John Mackey appears quite content settling into a lower-profile, power-sharing role at Whole Foods Market after an intense period of recession and controversy.
Mackey, who turns 58 in August, seems quieter. His blog on Whole Foods' website has been silent since November; there have been no significant interviews since the chain's 30th anniversary celebration last summer. Most notable has been the absence of opinion pieces in the financial press, or major pronouncements on his economic theory of “conscious capitalism” — both of which raised eyebrows among Whole Foods' liberal-leaning customer base.
By his own admission, Mackey is spending more time bulking up the educational side of the retailer's wellness and sustainability efforts.
“I have become especially excited about the potential to help improve the lives of millions of people through better education about the principles of really healthy eating,” he blogged last spring. “And I'm helping lead these rapidly evolving efforts at Whole Foods Market.”
No one's eating organic humble pie, however. Mackey's brash nature shines through, as it did in May when he sketched analysts a future that takes the chain from 304 to 1,000 stores, “to grow as fast as we want to grow” in large part due to Whole Foods' lack of long-term debt and excellent cash position.
“The company has already accelerated its real estate pipeline and there is no doubt that the strong balance sheet facilitates accelerated growth,” said Scott Van Winkle, an analyst who tracks Whole Foods as managing director of Canaccord Genuity. “I don't see any near-term stumbling blocks.”
Mackey deserves to feel optimistic, following the big hit the chain took during the recession, when customers fled the aisles of natural, organic and gourmet products for less expensive alternatives. The chain survived by accepting new investors, building a value image and focusing on its most loyal natural/organic consumers — many of whom have since returned.
“This has been a major piece of management's emphasis since the recession hit and has clearly driven consumers back to Whole Foods faster than many thought,” said Van Winkle, “and allowed it to capture a higher percentage of its consumer's food dollars.”
Whole Foods is making good on its recession-time promise to return to its core values. During the past year, it's launched a color-coded sustainability rating system for wild-caught seafood, introduced a similar guide for household cleaning products and implemented an animal-welfare rating system for beef, pork and chicken sold in U.S. stores.
The retailer has also bulked up its ongoing Health Starts Here outreach campaign with nutrient scoring and a test of wellness clubs in select stores. These endeavors best reflect Mackey's blog statements, and do more than anything else to recast the image of a Whole Foods store as a lifestyle destination.
Expansion is very much on the agenda. Q2 results were the best in five years, with sales up 12% to $2.4 billion and net income up 33.3% to $89.9 million. Comps grew nearly 8% despite this year's late Easter holiday.
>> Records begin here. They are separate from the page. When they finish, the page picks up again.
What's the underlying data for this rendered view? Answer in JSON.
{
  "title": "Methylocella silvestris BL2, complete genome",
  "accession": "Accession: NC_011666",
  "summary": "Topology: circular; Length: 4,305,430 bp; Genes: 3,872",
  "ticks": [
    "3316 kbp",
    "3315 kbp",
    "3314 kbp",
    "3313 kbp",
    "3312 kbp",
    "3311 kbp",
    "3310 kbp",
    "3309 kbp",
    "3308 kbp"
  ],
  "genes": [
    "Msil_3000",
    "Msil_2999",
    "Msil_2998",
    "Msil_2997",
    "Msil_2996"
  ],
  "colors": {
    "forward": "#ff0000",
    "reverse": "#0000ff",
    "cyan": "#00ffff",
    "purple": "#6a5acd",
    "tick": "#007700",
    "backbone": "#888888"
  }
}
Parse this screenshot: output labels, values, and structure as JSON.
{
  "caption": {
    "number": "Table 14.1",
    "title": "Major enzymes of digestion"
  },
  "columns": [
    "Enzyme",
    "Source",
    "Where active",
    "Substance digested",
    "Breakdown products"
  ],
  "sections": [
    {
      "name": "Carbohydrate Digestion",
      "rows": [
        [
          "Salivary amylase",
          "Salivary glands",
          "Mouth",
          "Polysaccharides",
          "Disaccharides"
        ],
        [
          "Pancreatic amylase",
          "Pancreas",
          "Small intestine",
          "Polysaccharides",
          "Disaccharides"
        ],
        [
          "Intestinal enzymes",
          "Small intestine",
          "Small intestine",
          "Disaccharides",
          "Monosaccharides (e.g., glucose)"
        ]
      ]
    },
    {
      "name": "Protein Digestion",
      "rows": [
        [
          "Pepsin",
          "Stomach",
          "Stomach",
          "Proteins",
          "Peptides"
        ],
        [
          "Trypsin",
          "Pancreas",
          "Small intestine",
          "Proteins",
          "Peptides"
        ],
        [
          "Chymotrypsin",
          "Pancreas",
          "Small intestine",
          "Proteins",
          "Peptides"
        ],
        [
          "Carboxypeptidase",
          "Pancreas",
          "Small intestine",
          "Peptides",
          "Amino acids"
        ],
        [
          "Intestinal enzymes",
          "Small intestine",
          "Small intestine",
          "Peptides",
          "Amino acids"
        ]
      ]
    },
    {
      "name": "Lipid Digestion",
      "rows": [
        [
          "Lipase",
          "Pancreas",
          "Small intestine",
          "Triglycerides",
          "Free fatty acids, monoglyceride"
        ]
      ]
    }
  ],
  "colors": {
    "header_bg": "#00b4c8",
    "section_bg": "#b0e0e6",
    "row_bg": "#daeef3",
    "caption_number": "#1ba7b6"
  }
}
The growing cash flow has allowed the company to consider significant foreign growth, both in Canada, where it operates six stores, and Great Britain, where it has five units. Domestically, there's “plenty of runway left,” Mackey told analysts.
Even the rise of discount organic regionals like Sprouts Farmers Market and Sunflower Farmers Market — themselves well-capitalized and opening stores in new regions — don't seem likely to pose a threat as they expand out West.
“There will always be retailers selling cheaper foods, particularly produce, but consumers know that they get what they pay for and no competitor has a buying advantage over Whole Foods in organic produce or any natural/organic staple,” said Van Winkle.